Bringing Syria’s Bashar Assad to the negotiating table has become harder following a widened rift between Secretary of State John Kerry and Russian Foreign Minister Sergey Lavrov at a meeting in London today.
Kerry is moving towards providing military aid to the Syrian opposition, including body armor and night vision gear but excluding weapons, while Russia adamantly opposes anything that might strengthen the opposition fighters.
Meanwhile, the United Nations Refugee agency said its efforts to help Syrian refugees are at “breaking point” because it has received just $300 million out of a $1 billion request. Ominously, refugee numbers in Jordan, Turkey, Lebanon and Iraq have reached 1.3 million, up from just 30,000 a year ago, and could explode to four million by this year-end. In addition, over three million people are displaced internally. The distress of refugees and the displaced could lead to sexual exploitation of women and children as they grow more desperate for shelter and survival. Other UN agencies place the number of war dead at over 70,000 and homes destroyed at 1.3 million.
Fresh from three days of talks with Israelis and Palestinians, Kerry met Syrian opposition leaders in London before the talks with Lavrov. Washington and its Arab and Western allies are deeply concerned that the humanitarian disaster in Syria and the country’s destruction must be stopped quickly. Turkey, Saudi Arabia and Qatar are throwing weapons and money at the rebels, hoping that they will either win or cause enough of a stalemate to force Assad to step down. The US has refused to provide weapons but pressure is growing for it to do so or, at least, declare a no-fly zone over the safe havens of opposition fighters.
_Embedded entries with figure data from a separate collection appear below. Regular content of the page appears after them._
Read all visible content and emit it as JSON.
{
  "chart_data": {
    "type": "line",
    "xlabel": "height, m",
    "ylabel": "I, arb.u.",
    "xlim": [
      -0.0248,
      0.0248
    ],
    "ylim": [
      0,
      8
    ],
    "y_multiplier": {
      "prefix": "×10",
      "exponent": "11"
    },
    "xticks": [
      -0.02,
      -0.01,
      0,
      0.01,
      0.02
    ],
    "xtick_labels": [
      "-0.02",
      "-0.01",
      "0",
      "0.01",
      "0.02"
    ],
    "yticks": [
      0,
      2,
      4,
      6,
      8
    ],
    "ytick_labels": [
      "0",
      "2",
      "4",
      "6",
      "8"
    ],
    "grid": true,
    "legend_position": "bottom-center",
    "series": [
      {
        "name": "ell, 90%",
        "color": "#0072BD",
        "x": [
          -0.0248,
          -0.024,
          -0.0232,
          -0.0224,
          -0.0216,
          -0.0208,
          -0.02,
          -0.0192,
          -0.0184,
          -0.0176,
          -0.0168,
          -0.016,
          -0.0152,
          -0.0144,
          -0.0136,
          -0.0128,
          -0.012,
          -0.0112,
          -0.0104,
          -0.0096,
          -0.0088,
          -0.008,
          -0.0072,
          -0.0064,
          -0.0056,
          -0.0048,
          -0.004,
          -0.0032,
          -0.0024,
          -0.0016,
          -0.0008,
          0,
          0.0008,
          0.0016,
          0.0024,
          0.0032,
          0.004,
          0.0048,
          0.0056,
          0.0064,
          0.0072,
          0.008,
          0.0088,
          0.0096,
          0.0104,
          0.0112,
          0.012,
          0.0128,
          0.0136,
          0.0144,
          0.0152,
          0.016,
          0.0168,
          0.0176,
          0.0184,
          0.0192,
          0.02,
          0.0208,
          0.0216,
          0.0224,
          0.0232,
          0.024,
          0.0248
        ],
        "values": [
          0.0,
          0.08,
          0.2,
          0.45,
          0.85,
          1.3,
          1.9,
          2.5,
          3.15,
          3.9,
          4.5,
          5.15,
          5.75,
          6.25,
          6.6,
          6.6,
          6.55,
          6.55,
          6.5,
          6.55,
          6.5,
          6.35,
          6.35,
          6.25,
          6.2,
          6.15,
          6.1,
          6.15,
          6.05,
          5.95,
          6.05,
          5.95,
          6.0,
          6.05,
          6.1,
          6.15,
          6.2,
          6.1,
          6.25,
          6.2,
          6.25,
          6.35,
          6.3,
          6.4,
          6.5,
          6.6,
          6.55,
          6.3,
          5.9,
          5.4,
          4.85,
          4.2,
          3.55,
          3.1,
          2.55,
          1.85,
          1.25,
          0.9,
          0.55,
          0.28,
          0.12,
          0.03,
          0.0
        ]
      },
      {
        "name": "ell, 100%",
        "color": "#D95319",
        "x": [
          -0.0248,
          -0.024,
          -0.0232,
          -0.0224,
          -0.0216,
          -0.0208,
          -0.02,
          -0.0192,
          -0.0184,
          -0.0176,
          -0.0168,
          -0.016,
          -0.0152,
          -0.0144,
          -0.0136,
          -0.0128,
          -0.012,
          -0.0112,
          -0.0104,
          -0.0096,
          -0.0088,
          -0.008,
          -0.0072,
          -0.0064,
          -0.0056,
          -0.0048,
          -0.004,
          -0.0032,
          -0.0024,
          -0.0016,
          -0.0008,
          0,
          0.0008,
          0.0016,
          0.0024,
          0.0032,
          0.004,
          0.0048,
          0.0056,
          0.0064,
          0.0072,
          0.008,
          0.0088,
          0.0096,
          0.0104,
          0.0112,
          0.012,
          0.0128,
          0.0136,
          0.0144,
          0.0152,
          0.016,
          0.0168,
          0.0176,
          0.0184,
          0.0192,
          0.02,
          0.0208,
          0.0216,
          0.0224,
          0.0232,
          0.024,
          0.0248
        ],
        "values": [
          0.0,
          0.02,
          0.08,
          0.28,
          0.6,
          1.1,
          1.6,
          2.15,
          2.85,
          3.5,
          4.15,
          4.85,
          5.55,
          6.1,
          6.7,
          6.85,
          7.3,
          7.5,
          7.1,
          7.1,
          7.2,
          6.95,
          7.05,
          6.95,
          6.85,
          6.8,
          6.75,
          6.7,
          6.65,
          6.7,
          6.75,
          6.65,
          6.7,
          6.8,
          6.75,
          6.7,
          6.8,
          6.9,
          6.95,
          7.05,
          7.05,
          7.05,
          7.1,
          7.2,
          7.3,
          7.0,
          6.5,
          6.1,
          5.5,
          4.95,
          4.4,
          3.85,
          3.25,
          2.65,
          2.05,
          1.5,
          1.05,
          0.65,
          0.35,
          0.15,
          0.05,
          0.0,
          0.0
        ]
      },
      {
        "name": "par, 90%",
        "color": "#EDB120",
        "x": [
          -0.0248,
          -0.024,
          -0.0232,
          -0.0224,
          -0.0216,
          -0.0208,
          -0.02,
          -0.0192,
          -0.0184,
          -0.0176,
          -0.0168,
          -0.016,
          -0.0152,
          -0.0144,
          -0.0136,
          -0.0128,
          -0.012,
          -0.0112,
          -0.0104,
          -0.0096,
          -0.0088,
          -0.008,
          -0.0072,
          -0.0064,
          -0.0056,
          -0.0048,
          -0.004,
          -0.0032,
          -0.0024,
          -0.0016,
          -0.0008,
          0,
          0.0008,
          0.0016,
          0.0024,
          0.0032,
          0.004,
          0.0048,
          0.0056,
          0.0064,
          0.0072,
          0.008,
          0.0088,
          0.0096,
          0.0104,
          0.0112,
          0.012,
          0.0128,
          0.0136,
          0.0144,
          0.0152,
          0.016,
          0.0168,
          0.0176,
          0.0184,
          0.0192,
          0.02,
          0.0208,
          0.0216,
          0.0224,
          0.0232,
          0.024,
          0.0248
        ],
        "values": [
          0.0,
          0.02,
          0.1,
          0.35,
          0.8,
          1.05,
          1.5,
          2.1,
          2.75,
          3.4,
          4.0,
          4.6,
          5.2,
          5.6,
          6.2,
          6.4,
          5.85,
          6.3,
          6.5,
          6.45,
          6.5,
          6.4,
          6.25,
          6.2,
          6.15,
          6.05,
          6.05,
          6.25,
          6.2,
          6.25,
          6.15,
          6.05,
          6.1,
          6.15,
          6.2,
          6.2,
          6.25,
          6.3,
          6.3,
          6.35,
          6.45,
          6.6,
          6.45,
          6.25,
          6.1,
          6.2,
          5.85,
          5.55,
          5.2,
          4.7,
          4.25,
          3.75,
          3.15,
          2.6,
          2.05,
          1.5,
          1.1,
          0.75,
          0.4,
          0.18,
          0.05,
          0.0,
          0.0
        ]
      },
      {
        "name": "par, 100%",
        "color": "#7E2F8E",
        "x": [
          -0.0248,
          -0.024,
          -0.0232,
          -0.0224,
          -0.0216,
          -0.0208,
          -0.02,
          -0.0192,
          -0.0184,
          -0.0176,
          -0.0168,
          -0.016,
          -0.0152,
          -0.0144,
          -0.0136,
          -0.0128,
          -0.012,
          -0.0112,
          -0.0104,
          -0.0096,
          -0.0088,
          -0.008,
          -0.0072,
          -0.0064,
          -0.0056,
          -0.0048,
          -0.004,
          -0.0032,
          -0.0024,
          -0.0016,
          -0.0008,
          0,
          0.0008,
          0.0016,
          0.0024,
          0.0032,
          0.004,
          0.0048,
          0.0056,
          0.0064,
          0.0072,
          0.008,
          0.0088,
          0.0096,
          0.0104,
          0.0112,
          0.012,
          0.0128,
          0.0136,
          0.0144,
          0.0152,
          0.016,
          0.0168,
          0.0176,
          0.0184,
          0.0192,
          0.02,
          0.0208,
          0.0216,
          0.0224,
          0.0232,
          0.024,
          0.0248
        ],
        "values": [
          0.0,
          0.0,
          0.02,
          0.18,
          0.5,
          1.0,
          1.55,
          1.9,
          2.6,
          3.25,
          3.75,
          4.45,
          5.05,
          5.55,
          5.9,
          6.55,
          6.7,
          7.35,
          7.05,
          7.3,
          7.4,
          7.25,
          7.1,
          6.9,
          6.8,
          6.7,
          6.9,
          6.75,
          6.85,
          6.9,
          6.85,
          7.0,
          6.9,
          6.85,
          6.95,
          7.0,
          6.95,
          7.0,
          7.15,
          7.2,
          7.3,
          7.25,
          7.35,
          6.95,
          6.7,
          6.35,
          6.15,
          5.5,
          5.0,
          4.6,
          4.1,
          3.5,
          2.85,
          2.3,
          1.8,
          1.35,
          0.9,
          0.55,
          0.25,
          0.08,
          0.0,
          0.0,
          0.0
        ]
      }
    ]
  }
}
Surprisingly, Kuwait, Saudi Arabia and the United Arab Emirates are dragging their feet over paying $300 million each pledged earlier to care for refugees, although they strongly support the Assad regime’s downfall. Lebanon, which already has 400,000 Syrian refugees, is at greatest risk of instability because it is governed by a fragile political balance among Christians, Sunni Muslims and Shia Muslims. Syria has already degenerated into a sectarian war between Sunnis, backed by their Arab Gulf brethren, and Shia Muslims. Christians are caught in the middle but lean towards the Shia Alawites, who currently provide most of Assad’s political and military power. Before Bashar’s father Hafez took over Damascus in the late 1960s, Alawites were a long-oppressed minority under Sunni rule. Bashar is now fighting for his clan’s survival and may not give up until he is certain Alawites and their allies will not be decimated by a Sunni regime.
Russia is as outraged as the West at Assad’s savage military strikes against the Sunni rebels but continues to protect his back because it fears Sunni Arab hegemony in the region. More than chaos in Syria, it fears American weapons and military diplomacy underpinning a Sunni mid-east dominated by the traditionalists Gulf royal families.
After steady defiance, Assad has indirectly acknowledged that his days are numbered. However, he sees his regime as a bulwark against long anarchy in the region. “Everybody knows that if the disturbances in Syria reach the point of the country’s breakup, or terrorist forces control Syria, or if the two cases happen, then this will immediately spill over into neighboring countries first, and later there will be a domino effect that will reach countries across the Middle East,” he told a Turkish TV station.
Lavrov has repeatedly affirmed that Russia is not Assad’s ally. In London, senior diplomats said Moscow will be relieved to see an end to Assad but not in the way sought by the US and its allies. For Russia, Assad’s fate is not the issue. The issue is ever-increasing US military presence in the mid-east and central Asia. An unusual strategic plan published in Moscow earlier this week makes clear that President Vladimir Putin feels Russia is now strong enough to start rising again as a Super Power capable of competing with the US around the world. Lavrov’s attitude in the London talks reflects this new direction. If possible, Moscow will not allow Assad to fall. If he does collapse, Putin will not allow the Sunni royal families to dominate the mid-east region, as US proxies. He will keep Shia power alive by quietly bolstering Iran.
These maneuvers may cause the rift between Washington and Moscow to widen further putting an end to President Barack Obama’s reset of relations with Russia. Obama may have to choose soon between caution towards the Syrian imbroglio or coming out boldly to use no-fly zones and weapons-aid to help the opposition capture power, as in Libya. The relationship with Moscow is going downhill anyway because of Putin’s nationalist policies.
The most important consideration for the White House at this time is to prevent radical Islamist fighters from gaining political influence after Assad’s fall. The most dangerous is the al-Nusra Front, which is suspected of al-Qaeda links and has been declared a terrorist organization by Washington. The fog of war is so dense in Syria that its transformation into a terrorist safe haven cannot be ruled out unless the Islamic regimes arming the opposition currently are clairvoyant. Against this backdrop, the widening Russia-US rift bears watching.